Causes of Tooth Discoloration in Toddlers

By the time your child is a toddler, he or she should have the majority of their primary teeth in. This is a great time to begin teaching your child how to care for his or her teeth while you still help and supervise their oral health habits. But what happens when you notice some tooth discoloration in your child— and should you be concerned? Here are some of the top causes of tooth discoloration in toddlers!

Tooth Decay

Tooth decay in children is pretty common. Children are often exposed to sugary beverages and snacks and lack the ability to properly care for their teeth, so tooth decay sets in. This is why regular visits with your child-savvy dentist are so important! Tooth decay could be causing discoloration of your child’s tooth, so get a check-up to see if your child needs treatment for decay.

Tooth Injury

Toddlers are always exploring and learning about the world they live in—this also means they’re prone to fall! Has your toddler experienced a tooth injury? It could have happened and you may not have noticed any visible effects of the fall or injury, but often teeth cracks or chips can be hard to spot. Your dentist can help identify if any tooth injury has occurred and is causing the discoloration!

Soft Enamel

Tooth enamel can get damaged for several reasons. Your child could have a mineral deficiency, or he or she may have too much plaque or bacteria that’s attacking the enamel and causing it to soften. Acidic and sugary foods can also be responsible for soft enamel. Since enamel is porous, it could be the cause of your toddler’s tooth discoloration. The signs of enamel loss usually aren’t apparent, but your dentist should be able to tell if your child’s enamel is damaged.

Too Much Fluoride

Fluoride can be beneficial for your child’s smile, but too much of it can cause tooth discoloration! Get your drinking water tested to determine how much fluoride your child is consuming.

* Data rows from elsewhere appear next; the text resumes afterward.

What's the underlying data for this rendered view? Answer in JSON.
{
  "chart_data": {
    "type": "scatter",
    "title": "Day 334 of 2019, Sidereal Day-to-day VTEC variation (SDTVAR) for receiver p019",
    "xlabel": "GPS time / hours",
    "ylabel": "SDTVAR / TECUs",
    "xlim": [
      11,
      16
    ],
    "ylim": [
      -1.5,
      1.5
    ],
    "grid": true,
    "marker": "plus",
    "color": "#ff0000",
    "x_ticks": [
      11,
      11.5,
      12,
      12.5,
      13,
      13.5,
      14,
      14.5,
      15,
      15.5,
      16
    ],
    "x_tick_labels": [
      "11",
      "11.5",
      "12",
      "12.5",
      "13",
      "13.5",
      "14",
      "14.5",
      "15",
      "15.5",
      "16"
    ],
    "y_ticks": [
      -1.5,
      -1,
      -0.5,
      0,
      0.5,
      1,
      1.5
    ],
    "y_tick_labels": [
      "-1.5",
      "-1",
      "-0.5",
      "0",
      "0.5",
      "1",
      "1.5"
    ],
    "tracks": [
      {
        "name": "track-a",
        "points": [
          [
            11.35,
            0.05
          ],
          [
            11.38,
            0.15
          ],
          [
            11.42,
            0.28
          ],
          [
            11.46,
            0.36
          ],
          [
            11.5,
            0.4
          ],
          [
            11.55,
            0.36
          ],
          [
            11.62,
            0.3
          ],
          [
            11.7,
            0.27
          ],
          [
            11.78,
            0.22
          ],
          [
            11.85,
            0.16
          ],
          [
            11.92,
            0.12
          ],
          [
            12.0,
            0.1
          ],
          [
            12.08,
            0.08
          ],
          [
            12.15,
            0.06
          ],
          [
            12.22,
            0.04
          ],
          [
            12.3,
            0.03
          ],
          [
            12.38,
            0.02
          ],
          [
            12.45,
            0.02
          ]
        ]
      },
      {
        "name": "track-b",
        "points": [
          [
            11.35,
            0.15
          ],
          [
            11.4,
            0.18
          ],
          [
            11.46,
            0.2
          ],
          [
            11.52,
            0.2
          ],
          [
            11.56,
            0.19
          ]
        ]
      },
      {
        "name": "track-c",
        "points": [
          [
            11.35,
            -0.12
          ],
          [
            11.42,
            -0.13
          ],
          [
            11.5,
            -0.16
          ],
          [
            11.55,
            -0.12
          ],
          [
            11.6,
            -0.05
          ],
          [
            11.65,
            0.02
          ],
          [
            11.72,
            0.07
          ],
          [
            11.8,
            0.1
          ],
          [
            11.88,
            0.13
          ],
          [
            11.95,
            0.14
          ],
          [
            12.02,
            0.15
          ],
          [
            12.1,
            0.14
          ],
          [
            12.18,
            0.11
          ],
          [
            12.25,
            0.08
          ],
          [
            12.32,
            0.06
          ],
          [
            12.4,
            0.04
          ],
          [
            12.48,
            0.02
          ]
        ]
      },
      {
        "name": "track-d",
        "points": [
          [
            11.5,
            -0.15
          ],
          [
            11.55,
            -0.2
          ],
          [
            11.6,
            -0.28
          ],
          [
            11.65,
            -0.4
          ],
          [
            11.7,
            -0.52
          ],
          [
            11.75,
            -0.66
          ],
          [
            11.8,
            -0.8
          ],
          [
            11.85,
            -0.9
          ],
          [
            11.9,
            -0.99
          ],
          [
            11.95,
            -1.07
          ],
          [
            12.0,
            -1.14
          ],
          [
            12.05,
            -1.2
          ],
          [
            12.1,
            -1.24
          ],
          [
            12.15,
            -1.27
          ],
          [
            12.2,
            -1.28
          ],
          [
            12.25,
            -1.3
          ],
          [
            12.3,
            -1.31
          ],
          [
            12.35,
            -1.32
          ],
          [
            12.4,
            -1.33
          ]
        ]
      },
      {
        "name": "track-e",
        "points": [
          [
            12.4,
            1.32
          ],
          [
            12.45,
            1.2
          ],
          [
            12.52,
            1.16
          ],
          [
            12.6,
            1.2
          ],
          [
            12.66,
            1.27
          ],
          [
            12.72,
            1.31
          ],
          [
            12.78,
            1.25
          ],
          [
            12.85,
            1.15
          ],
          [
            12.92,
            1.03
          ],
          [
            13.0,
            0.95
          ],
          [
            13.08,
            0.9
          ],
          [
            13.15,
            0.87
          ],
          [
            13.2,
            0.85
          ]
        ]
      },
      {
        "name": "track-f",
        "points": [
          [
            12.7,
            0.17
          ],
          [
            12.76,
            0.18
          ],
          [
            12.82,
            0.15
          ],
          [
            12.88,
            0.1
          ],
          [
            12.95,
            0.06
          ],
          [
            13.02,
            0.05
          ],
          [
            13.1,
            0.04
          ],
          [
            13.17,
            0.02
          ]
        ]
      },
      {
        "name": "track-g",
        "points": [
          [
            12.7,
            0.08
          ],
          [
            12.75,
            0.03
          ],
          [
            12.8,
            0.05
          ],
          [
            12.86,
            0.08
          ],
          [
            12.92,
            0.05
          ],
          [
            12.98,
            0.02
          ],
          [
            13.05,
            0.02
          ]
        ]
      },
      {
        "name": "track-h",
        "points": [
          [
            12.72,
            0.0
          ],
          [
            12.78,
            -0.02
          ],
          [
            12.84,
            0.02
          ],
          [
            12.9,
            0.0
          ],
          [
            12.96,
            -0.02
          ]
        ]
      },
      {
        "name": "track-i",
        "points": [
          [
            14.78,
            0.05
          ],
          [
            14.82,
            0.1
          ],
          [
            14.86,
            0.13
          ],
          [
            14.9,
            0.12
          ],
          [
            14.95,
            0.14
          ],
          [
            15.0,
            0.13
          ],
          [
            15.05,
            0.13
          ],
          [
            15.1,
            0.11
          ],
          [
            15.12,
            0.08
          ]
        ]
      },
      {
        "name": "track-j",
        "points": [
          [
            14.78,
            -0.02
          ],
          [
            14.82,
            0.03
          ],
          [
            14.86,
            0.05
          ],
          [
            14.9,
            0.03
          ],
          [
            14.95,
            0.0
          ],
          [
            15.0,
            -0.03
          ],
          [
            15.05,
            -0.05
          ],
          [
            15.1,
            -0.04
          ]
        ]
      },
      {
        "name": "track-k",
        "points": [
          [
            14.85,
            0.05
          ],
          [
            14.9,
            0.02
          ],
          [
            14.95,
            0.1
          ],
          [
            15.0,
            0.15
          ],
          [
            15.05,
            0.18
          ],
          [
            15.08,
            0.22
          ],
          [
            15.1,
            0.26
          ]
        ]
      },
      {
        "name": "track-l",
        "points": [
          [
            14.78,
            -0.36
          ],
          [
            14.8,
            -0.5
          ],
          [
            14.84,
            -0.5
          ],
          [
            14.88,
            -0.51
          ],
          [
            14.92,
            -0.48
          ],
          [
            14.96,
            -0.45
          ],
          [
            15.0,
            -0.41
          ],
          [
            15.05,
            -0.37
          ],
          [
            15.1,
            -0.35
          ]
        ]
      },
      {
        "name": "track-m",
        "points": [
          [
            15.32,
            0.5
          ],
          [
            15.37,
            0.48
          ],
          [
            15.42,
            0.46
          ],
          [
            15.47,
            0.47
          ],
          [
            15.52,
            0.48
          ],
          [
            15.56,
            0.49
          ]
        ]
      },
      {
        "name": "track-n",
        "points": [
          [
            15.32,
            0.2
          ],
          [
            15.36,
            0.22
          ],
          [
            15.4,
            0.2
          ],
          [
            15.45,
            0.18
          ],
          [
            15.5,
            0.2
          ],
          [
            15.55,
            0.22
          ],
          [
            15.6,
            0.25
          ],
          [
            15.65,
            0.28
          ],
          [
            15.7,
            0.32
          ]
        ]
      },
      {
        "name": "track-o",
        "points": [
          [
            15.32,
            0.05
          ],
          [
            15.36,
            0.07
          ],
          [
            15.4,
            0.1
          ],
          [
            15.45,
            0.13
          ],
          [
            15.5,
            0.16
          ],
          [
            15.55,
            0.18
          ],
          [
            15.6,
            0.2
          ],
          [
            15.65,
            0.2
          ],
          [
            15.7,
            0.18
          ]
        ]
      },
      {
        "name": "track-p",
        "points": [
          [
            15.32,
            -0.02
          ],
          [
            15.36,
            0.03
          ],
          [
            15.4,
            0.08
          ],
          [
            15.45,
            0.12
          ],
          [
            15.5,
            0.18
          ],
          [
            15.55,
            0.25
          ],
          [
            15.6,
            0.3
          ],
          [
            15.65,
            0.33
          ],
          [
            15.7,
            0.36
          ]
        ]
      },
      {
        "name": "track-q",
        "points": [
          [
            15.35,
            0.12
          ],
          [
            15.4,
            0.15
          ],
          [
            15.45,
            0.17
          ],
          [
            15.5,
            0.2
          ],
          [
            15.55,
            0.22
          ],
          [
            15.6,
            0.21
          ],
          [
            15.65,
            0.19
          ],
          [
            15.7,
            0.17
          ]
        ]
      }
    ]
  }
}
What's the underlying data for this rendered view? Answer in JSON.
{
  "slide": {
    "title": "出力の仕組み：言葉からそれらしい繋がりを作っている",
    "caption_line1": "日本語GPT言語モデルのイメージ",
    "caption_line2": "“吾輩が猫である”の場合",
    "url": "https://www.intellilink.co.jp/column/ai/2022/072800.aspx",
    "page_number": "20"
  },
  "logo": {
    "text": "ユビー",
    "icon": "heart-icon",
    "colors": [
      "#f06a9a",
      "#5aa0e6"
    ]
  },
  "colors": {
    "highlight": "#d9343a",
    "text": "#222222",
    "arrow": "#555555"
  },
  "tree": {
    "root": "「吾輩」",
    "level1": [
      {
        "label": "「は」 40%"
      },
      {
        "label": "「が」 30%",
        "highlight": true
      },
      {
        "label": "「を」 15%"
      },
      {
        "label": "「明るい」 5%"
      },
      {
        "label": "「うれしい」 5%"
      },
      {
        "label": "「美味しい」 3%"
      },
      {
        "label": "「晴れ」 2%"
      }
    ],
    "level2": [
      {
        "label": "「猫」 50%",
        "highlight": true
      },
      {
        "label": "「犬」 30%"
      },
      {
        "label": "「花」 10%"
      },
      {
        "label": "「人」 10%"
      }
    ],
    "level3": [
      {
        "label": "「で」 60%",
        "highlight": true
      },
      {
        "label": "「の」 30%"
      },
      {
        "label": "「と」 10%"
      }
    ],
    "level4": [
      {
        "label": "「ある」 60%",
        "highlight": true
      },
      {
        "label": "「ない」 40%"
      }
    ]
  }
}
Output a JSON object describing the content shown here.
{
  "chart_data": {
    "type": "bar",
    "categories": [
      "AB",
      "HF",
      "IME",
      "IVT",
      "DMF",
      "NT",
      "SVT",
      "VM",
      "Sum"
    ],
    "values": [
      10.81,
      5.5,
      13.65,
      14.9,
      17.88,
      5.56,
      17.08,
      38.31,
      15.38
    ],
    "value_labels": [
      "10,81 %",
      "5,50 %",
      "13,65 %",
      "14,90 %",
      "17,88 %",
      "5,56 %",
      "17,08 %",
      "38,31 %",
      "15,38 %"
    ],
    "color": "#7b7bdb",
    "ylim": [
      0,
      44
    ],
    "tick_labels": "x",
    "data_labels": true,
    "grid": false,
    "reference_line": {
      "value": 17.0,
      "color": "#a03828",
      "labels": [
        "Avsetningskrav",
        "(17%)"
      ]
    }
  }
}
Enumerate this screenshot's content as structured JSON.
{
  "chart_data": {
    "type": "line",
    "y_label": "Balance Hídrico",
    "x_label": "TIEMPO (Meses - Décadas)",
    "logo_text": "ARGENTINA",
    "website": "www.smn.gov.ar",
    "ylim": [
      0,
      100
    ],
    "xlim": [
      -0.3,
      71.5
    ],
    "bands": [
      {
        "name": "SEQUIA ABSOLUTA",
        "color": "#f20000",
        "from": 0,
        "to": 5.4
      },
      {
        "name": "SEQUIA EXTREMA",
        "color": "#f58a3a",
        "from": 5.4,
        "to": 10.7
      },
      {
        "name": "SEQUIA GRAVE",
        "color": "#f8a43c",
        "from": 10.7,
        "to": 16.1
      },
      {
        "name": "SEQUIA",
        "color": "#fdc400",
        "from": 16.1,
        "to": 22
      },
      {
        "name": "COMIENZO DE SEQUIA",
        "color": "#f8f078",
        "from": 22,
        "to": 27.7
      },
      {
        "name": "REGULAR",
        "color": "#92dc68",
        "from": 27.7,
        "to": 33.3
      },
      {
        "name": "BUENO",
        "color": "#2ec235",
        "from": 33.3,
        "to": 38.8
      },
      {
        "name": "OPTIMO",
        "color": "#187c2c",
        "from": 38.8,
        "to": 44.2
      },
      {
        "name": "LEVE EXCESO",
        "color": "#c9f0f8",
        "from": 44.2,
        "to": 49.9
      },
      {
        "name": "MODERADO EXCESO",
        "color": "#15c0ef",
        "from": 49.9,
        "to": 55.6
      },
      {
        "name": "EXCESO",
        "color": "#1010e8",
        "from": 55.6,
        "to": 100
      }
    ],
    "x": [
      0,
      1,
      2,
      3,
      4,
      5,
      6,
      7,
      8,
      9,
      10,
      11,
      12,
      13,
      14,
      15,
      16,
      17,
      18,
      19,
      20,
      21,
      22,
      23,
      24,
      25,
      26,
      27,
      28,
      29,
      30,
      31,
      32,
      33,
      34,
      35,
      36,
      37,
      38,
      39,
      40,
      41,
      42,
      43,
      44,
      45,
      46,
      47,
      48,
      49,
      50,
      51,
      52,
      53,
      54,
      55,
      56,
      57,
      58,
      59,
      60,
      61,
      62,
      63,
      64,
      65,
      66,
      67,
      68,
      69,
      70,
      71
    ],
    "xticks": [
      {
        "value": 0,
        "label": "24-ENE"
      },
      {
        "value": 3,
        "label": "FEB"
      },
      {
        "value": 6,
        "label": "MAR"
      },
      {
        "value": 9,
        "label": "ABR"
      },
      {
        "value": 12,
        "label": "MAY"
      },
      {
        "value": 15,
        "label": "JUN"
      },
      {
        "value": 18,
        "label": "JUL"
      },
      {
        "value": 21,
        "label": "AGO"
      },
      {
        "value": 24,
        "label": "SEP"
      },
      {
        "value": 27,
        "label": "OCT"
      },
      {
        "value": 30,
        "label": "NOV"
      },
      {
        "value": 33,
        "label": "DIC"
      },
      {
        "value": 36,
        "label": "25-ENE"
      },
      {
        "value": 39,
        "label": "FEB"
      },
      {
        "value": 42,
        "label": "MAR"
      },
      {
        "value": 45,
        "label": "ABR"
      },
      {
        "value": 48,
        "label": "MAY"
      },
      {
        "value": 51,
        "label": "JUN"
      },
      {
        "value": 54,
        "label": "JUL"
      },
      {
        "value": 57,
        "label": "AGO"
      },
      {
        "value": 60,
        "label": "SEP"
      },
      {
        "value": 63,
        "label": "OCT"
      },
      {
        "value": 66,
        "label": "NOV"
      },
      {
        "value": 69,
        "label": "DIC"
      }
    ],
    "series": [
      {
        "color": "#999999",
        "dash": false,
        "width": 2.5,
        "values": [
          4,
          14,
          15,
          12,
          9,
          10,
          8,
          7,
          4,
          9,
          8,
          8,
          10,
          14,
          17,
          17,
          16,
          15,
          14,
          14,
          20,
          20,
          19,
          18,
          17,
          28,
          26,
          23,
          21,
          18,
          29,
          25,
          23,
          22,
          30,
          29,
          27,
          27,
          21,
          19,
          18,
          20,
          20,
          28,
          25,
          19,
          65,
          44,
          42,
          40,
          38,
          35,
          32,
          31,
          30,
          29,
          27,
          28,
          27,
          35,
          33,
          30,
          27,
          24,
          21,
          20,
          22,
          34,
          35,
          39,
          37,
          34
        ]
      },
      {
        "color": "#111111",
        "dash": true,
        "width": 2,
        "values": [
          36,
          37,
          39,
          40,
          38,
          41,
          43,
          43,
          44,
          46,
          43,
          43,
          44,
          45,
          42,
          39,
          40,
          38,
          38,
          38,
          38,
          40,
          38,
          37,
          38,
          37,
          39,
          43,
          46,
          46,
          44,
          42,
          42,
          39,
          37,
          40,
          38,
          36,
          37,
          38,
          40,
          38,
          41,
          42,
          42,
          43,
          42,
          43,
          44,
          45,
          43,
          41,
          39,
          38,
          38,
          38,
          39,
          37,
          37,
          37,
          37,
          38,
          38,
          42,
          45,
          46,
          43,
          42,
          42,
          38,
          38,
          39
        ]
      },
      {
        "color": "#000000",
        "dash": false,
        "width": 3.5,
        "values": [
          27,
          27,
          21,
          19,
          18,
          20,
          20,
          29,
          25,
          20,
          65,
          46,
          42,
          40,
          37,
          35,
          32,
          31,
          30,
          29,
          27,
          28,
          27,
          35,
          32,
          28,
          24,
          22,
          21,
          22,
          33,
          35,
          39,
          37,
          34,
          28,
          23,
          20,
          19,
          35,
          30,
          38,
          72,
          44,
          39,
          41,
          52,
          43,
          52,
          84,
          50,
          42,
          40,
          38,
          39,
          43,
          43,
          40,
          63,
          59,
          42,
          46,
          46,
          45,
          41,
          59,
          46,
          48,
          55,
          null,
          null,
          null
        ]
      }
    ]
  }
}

If your child is also using a toothpaste or mouth rinse with fluoride, he or she could be getting too much—talk to your dentist about how much fluoride is too much for your toddler!

Sickness or Medications

Underlying medical conditions or certain supplements or medications could be affecting the color of your child’s teeth. Ensure your child is healthy and take a second look at any supplements or medications your child is on. Antibiotics in particular could cause tooth discoloration. It’s always a good idea to talk with your dentist about what could be affecting your child’s teeth, especially when it comes to their health and medicines.

Tooth discoloration should be a cause for concern, and a simple visit to your dentist can help identify if there’s a problem and if so, what you can do about it. Your child’s primary teeth are important placeholders for their adult teeth and help set up healthy habits for the future. Work with your child to prevent tooth decay and always visit your dentist for checkups!